Eglises d'Asie – Philippines
Après un incident meurtrier entre l’armée et une secte chrétienne, Mgr Orlando Quevedo appelle l’armée à cesser d’instrumentaliser les milices chrétiennes à Mindanao
Publié le 18/03/2010
Le 11 août dernier, selon Diosdado Ofngol, maire de Kimanait, un détachement de l’armée, accompagné de policiers, de membres d’une unité paramilitaire et d’un guide civil, s’est présenté devant les maisons occupées par les membres d’une secte d’origine chrétienne, la milice de l’“Esprit catholique de Dieu ». Les militaires étaient porteurs d’un mandat d’amener au nom de Roberto Madrina Jr., un membre de cette secte, pour une tentative de crime commise onze ans plus tôt, en 1989. Après divers appels infructueux à la reddition, il semble que des membres de la secte soient sortis des hautes herbes, machettes à la main, aient tué trois paramilitaires et le guide civil, et se soient emparés de deux armes automatiques. Les militaires auraient alors ouvert le feu et tué 16 membres de la secte. Une enquête a été ouverte pour déterminer si la riposte des militaires a été proportionnée à la menace rencontrée. Une cassette vidéo tournée lors de l’assaut fait état de scènes assimilables à des exécutions sommaires. Le chef de la police nationale, Panfilo Lacson, a parlé de ces actes comme étant “purement et simplement des meurtres ».

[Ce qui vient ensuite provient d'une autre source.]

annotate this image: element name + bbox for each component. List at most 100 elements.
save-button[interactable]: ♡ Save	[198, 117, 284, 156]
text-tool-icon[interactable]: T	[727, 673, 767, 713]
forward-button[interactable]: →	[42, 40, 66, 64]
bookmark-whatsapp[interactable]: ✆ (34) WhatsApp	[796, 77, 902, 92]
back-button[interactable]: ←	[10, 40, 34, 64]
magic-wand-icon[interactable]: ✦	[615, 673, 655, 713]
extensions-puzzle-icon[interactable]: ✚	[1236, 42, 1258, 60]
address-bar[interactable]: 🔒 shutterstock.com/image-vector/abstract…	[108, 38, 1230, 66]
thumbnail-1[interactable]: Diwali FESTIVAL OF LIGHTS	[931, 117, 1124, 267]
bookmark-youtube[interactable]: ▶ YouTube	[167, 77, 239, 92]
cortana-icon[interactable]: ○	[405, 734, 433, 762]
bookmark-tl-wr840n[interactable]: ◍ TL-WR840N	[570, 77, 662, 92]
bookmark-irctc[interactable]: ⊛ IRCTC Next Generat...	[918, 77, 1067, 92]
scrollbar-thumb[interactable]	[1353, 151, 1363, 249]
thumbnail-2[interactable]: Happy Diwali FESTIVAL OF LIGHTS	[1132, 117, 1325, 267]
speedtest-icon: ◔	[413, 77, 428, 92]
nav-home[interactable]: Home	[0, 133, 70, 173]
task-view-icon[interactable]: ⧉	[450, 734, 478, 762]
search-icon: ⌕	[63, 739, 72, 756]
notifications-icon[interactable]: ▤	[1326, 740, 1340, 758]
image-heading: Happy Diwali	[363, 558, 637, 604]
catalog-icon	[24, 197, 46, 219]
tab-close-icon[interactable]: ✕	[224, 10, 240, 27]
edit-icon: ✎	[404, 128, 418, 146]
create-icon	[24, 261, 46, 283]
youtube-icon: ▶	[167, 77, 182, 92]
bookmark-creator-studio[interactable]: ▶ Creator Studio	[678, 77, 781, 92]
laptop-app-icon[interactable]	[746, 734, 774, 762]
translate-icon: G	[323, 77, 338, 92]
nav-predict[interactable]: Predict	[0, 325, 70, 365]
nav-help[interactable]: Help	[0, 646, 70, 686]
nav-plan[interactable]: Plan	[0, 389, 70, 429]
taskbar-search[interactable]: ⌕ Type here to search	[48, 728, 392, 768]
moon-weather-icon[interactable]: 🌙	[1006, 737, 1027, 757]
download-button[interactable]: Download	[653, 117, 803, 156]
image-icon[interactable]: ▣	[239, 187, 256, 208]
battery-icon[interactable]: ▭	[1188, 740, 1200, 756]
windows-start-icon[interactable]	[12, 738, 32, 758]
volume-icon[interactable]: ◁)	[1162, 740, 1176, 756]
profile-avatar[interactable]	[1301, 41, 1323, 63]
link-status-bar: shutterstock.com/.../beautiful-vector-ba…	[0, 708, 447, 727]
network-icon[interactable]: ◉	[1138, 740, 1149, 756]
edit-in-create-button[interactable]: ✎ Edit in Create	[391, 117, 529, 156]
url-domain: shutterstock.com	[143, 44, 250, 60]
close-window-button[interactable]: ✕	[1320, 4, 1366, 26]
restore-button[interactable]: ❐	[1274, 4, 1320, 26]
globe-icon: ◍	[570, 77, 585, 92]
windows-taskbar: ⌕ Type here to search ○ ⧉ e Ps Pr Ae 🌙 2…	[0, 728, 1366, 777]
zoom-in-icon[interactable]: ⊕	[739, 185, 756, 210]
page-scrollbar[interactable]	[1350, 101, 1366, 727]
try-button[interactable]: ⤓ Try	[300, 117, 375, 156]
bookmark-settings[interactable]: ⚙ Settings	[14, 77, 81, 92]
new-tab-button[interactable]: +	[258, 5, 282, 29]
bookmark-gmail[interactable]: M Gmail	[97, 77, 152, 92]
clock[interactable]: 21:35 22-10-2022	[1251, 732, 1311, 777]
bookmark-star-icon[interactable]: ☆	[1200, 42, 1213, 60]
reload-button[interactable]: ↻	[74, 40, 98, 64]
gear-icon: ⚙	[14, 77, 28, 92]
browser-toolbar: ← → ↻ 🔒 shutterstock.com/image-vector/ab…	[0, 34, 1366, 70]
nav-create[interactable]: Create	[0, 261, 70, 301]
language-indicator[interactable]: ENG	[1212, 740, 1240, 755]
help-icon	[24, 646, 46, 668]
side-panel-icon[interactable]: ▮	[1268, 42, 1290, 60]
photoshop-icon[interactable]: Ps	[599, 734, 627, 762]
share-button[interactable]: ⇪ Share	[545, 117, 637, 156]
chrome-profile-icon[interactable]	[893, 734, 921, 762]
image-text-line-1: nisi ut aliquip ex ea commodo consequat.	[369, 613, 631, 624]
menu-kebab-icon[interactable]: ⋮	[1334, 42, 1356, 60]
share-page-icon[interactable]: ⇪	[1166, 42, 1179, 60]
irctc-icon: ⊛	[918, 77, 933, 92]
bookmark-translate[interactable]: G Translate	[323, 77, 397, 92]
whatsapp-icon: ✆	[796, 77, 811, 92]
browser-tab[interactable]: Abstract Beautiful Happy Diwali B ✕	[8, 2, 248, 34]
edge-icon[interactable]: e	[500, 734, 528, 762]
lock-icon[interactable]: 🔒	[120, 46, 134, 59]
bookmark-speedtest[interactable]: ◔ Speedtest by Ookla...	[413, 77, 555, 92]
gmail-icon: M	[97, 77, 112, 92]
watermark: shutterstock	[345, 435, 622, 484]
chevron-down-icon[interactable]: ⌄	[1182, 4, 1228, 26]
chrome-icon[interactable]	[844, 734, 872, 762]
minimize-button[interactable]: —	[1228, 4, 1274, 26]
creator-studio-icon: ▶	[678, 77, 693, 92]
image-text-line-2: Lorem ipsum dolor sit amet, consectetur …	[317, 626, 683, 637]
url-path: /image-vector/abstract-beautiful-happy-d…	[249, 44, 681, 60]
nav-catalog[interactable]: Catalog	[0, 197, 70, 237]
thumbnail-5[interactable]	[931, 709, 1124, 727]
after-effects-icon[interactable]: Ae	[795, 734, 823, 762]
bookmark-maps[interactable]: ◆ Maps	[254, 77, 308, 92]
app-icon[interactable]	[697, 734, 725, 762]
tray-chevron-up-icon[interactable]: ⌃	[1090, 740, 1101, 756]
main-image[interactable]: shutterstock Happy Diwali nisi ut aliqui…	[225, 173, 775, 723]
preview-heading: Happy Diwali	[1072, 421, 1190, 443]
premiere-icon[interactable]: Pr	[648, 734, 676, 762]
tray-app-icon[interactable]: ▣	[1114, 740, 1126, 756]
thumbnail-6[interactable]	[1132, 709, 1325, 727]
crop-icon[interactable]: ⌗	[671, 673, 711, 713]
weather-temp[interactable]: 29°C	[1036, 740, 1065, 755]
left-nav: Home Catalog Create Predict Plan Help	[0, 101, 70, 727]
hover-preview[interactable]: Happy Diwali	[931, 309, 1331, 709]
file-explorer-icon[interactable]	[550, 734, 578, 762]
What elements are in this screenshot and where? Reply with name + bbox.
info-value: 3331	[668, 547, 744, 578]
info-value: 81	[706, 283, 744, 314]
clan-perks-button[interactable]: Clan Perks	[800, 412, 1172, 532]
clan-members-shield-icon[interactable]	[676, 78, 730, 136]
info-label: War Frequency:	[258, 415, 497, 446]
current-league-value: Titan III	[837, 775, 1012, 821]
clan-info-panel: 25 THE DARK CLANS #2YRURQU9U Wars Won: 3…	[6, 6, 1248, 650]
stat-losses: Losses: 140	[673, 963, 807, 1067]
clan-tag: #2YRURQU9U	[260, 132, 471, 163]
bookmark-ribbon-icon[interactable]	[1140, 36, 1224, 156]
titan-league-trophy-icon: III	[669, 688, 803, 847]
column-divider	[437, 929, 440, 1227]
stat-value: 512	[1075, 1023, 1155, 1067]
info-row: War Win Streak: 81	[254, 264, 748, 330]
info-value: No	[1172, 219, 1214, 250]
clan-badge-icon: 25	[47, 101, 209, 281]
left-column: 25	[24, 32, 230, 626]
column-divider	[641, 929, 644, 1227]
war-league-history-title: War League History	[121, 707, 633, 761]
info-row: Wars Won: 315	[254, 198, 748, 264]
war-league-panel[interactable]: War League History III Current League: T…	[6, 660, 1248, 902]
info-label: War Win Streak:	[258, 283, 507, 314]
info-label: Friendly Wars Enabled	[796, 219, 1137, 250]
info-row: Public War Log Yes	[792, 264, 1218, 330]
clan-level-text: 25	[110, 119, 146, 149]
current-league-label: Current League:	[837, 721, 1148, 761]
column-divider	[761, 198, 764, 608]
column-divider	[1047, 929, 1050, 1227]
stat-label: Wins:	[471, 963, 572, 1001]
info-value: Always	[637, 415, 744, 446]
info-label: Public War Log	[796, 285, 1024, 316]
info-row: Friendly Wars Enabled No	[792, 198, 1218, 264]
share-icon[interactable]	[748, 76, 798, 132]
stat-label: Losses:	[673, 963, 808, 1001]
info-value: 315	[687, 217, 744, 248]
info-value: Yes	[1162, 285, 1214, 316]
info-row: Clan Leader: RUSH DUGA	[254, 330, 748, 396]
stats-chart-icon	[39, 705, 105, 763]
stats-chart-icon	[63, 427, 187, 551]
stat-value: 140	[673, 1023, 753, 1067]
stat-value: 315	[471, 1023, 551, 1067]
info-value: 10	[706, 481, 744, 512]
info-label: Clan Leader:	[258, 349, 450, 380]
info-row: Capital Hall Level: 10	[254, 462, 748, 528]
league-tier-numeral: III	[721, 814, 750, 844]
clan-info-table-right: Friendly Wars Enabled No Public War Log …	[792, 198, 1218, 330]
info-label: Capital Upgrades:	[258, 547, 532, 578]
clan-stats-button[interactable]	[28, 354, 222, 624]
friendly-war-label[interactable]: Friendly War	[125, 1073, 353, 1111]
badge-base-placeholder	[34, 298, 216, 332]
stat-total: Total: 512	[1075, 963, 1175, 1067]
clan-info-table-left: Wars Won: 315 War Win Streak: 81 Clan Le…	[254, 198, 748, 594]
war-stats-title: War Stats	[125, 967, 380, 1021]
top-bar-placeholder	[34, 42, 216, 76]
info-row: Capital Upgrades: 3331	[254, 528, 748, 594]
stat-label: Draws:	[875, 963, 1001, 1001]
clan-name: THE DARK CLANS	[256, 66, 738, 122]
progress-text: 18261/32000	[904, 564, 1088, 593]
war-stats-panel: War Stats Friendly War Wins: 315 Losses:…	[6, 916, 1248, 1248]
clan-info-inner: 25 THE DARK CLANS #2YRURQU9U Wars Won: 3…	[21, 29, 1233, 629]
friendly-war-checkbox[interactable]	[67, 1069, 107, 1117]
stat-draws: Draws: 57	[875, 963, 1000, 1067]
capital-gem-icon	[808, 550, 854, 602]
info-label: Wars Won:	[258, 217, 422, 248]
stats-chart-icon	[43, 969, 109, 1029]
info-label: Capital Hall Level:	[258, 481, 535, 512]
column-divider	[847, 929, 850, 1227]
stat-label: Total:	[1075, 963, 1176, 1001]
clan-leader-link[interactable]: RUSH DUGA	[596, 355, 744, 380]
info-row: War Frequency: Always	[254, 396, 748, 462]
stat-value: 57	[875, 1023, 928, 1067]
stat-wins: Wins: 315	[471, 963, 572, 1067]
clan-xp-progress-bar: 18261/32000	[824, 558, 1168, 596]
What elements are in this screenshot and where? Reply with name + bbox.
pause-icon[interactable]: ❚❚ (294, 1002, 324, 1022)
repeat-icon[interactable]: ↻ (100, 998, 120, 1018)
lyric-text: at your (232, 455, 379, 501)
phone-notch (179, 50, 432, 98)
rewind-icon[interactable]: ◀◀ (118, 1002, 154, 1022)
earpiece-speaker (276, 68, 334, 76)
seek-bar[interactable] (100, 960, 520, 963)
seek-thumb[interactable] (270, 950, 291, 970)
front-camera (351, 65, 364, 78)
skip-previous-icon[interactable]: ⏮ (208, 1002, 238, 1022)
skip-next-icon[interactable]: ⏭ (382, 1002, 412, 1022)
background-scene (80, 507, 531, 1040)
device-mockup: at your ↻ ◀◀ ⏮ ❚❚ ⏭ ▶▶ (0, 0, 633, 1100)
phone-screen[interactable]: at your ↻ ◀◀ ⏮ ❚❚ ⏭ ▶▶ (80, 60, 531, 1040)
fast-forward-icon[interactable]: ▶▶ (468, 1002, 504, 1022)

Selon Diosdado Ofngol, Roberto Madrina faisait partie de ce mouvement, “l’Esprit catholique de Dieu depuis 1996 mais ni lui, ni ce groupe n’avaient été impliqués dans des affrontements locaux ou des missions spéciales. Ce groupe aurait été fondé par Gregorio Saguntao, un médecin du cru, qui aurait bâti là une petite maison en 1994 et commencé à guérir les gens de toutes sortes de maladies. Six ans plus tard, 100 à 200 personnes vivaient dans une cinquantaine de huttes autour de sa maison. Toujours selon Ofngol, la plupart de ces gens sont des migrants des provinces centrales et septentrionales des Philippines qui viennent trouver du travail dans les plantations de la région. Le 11 août, lors des incidents, Gregorio Sagunto s’est enfui à cheval tandis que la plupart des membres de son groupe ont fui à travers bois.
Trois personnes du groupe n’ont pas pris la fuite et se sont rendus. L’une d’entre elles a déclaré avoir tenté de dissuader ses camarades, âgés de 17 à 37 ans, d’attaquer les forces de l’ordre, mais “ils pensaient que leurs amulettes les protégeraient ». Les victimes de cet affrontement portaient en effet des colliers, des médailles faisant office de ‘gri-gri’ et ils transportaient des bouteilles “d’eau bénite » censées les protéger des balles et des flèches. Selon Vicky Aquino, de la station de radio du diocèse de Malaybalay, certaines milices para-chrétiennes, dites “tadtad » (coupe-coupe), qui avaient disparu depuis dix ans, réapparaissent actuellement et affrontent les rebelles du Front moro de libération islamique.
Les sectes “tadtad », connues pour leur férocité, sont apparues à Mindanao dans les années 1970, alors que la région était le théâtre d’affrontements entre l’armée et les séparatistes musulmans (23). Leurs membres se recrutaient principalement parmi les migrants venus du nord et du centre du pays, entrés en conflit d’intérêt avec les musulmans habitants sur place. Selon de nombreux témoignages, le gouvernement et les services secrets américains ont utilisé ces sectes en les transformant en milices chargées de lutter contre les rebelles musulmans puis contre les communistes et leurs sympathisants. Mêlant des croyances populaires avec des éléments de la religion chrétienne, les membres de ces groupes se croyaient souvent investis de pouvoir surnaturels. Dans les années 1990, alors que la menace communiste s’estompait, certaines de ces milices se sont reconverties dans le banditisme. Le regain actuel des affrontements entre l’armée et les musulmans séparatistes du Front moro de libération islamique fait craindre à certains un renouveau de ces sectes dites “tadtad ».